O deputado Renato Machado do PT do Rio de Janeiro está no centro de uma polêmica envolvendo acusações de liderar um grupo criminoso em Maricá. As investigações apontam para uma possível ligação com o Terceiro Comando Puro (TCP) uma das facções criminosas mais temidas do estado.
As denúncias, que começaram a ganhar força em 2024 envolvem uma série de atividades ilícitas, incluindo a exploração clandestina de serviços de internet e TV a cabo, além do comércio de cigarros e drogas. O grupo, segundo as investigações, seria liderado por Rodrigo José Barbosa da Silva conhecido como Rodrigo Negão que atuaria como o braço armado do deputado.
As acusações e as investigações
O Ministério Público Eleitoral (MP Eleitoral) pediu a impugnação da candidatura de Renato Machado, alegando que ele lidera uma narcomilícia em Maricá.
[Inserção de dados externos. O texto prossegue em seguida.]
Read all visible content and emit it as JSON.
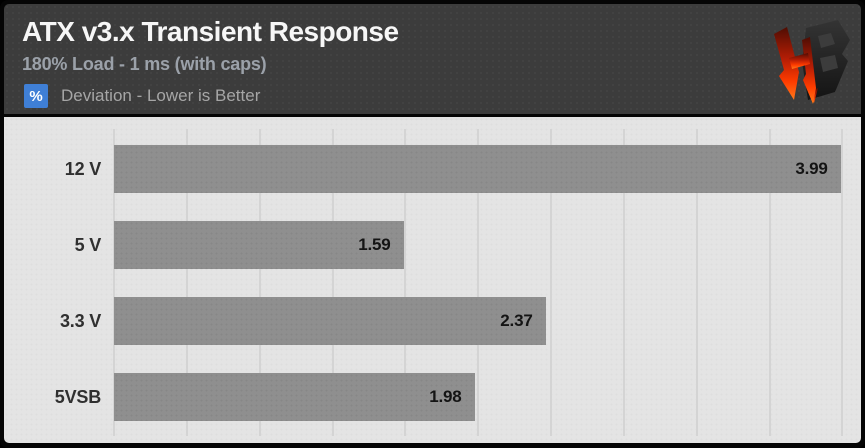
{
  "header": {
    "logo": "hardware-busters-logo"
  },
  "colors": {
    "header_bg": "#3c3c3c",
    "chart_bg": "#e4e4e4",
    "bar": "#8f8f8f",
    "gridline": "#d4d4d4",
    "badge_blue": "#3f7fd6",
    "title_text": "#f7f7f7",
    "subtitle_text": "#9ba1a9",
    "legend_text": "#a6a6a6",
    "label_text": "#303030",
    "value_text": "#141414",
    "logo_red": "#ff3c00",
    "logo_dark": "#232323"
  },
  "chart_data": {
    "type": "bar",
    "orientation": "horizontal",
    "title": "ATX v3.x Transient Response",
    "subtitle": "180% Load - 1 ms (with caps)",
    "unit_badge": "%",
    "note": "Deviation - Lower is Better",
    "categories": [
      "12 V",
      "5 V",
      "3.3 V",
      "5VSB"
    ],
    "values": [
      3.99,
      1.59,
      2.37,
      1.98
    ],
    "xlim": [
      0,
      4.08
    ],
    "gridline_interval": 0.4,
    "grid": true,
    "legend_position": "top-left",
    "value_labels": true
  }
}
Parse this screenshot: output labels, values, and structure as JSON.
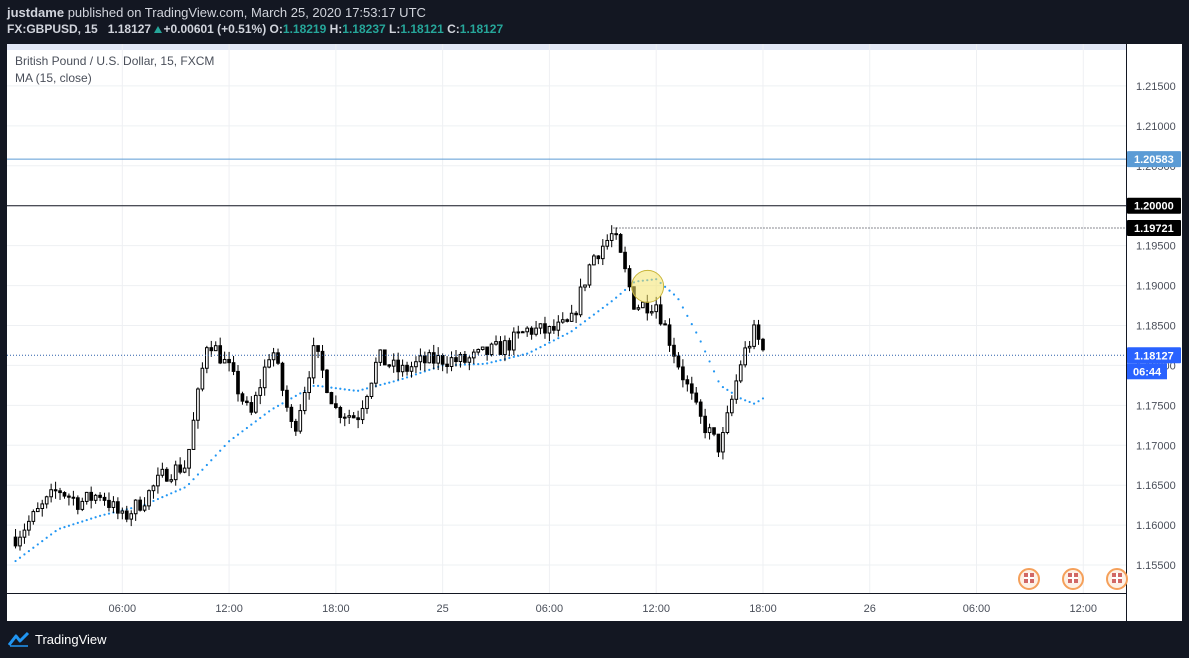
{
  "header": {
    "username": "justdame",
    "published_text": "published on TradingView.com, March 25, 2020 17:53:17 UTC",
    "symbol": "FX:GBPUSD, 15",
    "last_price": "1.18127",
    "change": "+0.00601 (+0.51%)",
    "open_label": "O:",
    "open": "1.18219",
    "high_label": "H:",
    "high": "1.18237",
    "low_label": "L:",
    "low": "1.18121",
    "close_label": "C:",
    "close": "1.18127"
  },
  "legend": {
    "instrument": "British Pound / U.S. Dollar, 15, FXCM",
    "indicator": "MA (15, close)"
  },
  "footer": {
    "brand": "TradingView"
  },
  "colors": {
    "up": "#26a69a",
    "candle": "#000000",
    "ma": "#2196f3",
    "price_line_blue": "#5b9bd5",
    "highlight": "#f4e36c"
  },
  "chart_data": {
    "type": "candlestick",
    "title": "British Pound / U.S. Dollar, 15, FXCM",
    "ylim": [
      1.1515,
      1.2195
    ],
    "y_ticks": [
      {
        "value": 1.155,
        "label": "1.15500"
      },
      {
        "value": 1.16,
        "label": "1.16000"
      },
      {
        "value": 1.165,
        "label": "1.16500"
      },
      {
        "value": 1.17,
        "label": "1.17000"
      },
      {
        "value": 1.175,
        "label": "1.17500"
      },
      {
        "value": 1.18,
        "label": "1.18000"
      },
      {
        "value": 1.185,
        "label": "1.18500"
      },
      {
        "value": 1.19,
        "label": "1.19000"
      },
      {
        "value": 1.195,
        "label": "1.19500"
      },
      {
        "value": 1.2,
        "label": "1.20000"
      },
      {
        "value": 1.205,
        "label": "1.20500"
      },
      {
        "value": 1.21,
        "label": "1.21000"
      },
      {
        "value": 1.215,
        "label": "1.21500"
      }
    ],
    "x_ticks": [
      {
        "t": 0.25,
        "label": "06:00"
      },
      {
        "t": 0.5,
        "label": "12:00"
      },
      {
        "t": 0.75,
        "label": "18:00"
      },
      {
        "t": 1.0,
        "label": "25"
      },
      {
        "t": 1.25,
        "label": "06:00"
      },
      {
        "t": 1.5,
        "label": "12:00"
      },
      {
        "t": 1.75,
        "label": "18:00"
      },
      {
        "t": 2.0,
        "label": "26"
      },
      {
        "t": 2.25,
        "label": "06:00"
      },
      {
        "t": 2.5,
        "label": "12:00"
      }
    ],
    "x_range_days": [
      -0.02,
      2.6
    ],
    "price_lines": [
      {
        "value": 1.20583,
        "label": "1.20583",
        "style": "solid",
        "color": "#5b9bd5",
        "tag_bg": "#5b9bd5"
      },
      {
        "value": 1.2,
        "label": "1.20000",
        "style": "solid",
        "color": "#131722",
        "tag_bg": "#000000"
      },
      {
        "value": 1.19721,
        "label": "1.19721",
        "style": "dotted",
        "color": "#131722",
        "tag_bg": "#000000",
        "from_t": 1.4
      },
      {
        "value": 1.18127,
        "label": "1.18127",
        "style": "dotted",
        "color": "#2a5ea8",
        "tag_bg": "#2962ff",
        "sub_label": "06:44"
      }
    ],
    "highlight_circle": {
      "t": 1.48,
      "value": 1.1899
    },
    "candles_anchor": [
      [
        0.0,
        1.1585
      ],
      [
        0.05,
        1.1615
      ],
      [
        0.1,
        1.1645
      ],
      [
        0.15,
        1.1628
      ],
      [
        0.2,
        1.164
      ],
      [
        0.25,
        1.1608
      ],
      [
        0.3,
        1.1632
      ],
      [
        0.35,
        1.1665
      ],
      [
        0.4,
        1.1675
      ],
      [
        0.45,
        1.1835
      ],
      [
        0.5,
        1.1795
      ],
      [
        0.55,
        1.1735
      ],
      [
        0.6,
        1.1825
      ],
      [
        0.65,
        1.1715
      ],
      [
        0.7,
        1.182
      ],
      [
        0.75,
        1.1745
      ],
      [
        0.8,
        1.1735
      ],
      [
        0.85,
        1.181
      ],
      [
        0.9,
        1.1792
      ],
      [
        0.95,
        1.1804
      ],
      [
        1.0,
        1.1808
      ],
      [
        1.05,
        1.1805
      ],
      [
        1.1,
        1.1815
      ],
      [
        1.15,
        1.1825
      ],
      [
        1.2,
        1.1845
      ],
      [
        1.25,
        1.1842
      ],
      [
        1.3,
        1.1852
      ],
      [
        1.35,
        1.1935
      ],
      [
        1.4,
        1.1965
      ],
      [
        1.45,
        1.1875
      ],
      [
        1.5,
        1.1878
      ],
      [
        1.55,
        1.1805
      ],
      [
        1.6,
        1.1735
      ],
      [
        1.65,
        1.1695
      ],
      [
        1.7,
        1.1808
      ],
      [
        1.73,
        1.1842
      ],
      [
        1.75,
        1.1818
      ]
    ],
    "ma_anchor": [
      [
        0.0,
        1.1555
      ],
      [
        0.1,
        1.1595
      ],
      [
        0.2,
        1.1612
      ],
      [
        0.3,
        1.1625
      ],
      [
        0.4,
        1.1648
      ],
      [
        0.5,
        1.1705
      ],
      [
        0.6,
        1.1745
      ],
      [
        0.7,
        1.1775
      ],
      [
        0.8,
        1.1768
      ],
      [
        0.9,
        1.1782
      ],
      [
        1.0,
        1.18
      ],
      [
        1.1,
        1.1802
      ],
      [
        1.2,
        1.1815
      ],
      [
        1.3,
        1.1842
      ],
      [
        1.4,
        1.1882
      ],
      [
        1.45,
        1.1905
      ],
      [
        1.5,
        1.1908
      ],
      [
        1.55,
        1.1885
      ],
      [
        1.6,
        1.1835
      ],
      [
        1.65,
        1.1775
      ],
      [
        1.7,
        1.1758
      ],
      [
        1.73,
        1.1752
      ],
      [
        1.76,
        1.1762
      ]
    ]
  }
}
O pedido, ajuizado em agosto afirma que um grupo armado, com ligações ao TCP, é capitaneado pelo deputado. As investigações indicam que o grupo executa opositores que se insurgem contra suas atividades.
Um dos casos mais graves citados nas investigações é o assassinato do jornalista Robson Giorno ocorrido em 2019. O Ministério Público do Rio de Janeiro (MPRJ) denunciou Renato Machado como o mandante do crime, mas a Justiça de Maricá entendeu que não havia provas suficientes contra o deputado. Segundo as investigações, o jornalista teria sido alvo de vingança por reportagens que faziam críticas ao então vereador Renato Machado.
O contexto e as consequências
As acusações contra Renato Machado têm gerado um intenso debate sobre a segurança e a governança em Maricá. O município, conhecido por sua beleza natural, tem enfrentado desafios significativos no combate ao crime organizado. A suposta ligação do deputado com o TCP levanta questões sobre a eficácia das políticas de segurança pública na região.
Além disso, as denúncias têm impactado a imagem do PT do Rio de Janeiro que tem buscado se distanciar das acusações. O partido tem afirmado que as investigações são parte de uma tentativa de desestabilizar a política local, mas os fatos apresentados pelo MP Eleitoral e pelo MPRJ têm levantado dúvidas sobre a integridade do deputado.
Enquanto as investigações continuam, a população de Maricá e os observadores políticos acompanham de perto os desdobramentos do caso. A possível ligação de um deputado com uma facção criminosa é um tema sensível e que pode ter repercussões significativas no cenário político do estado.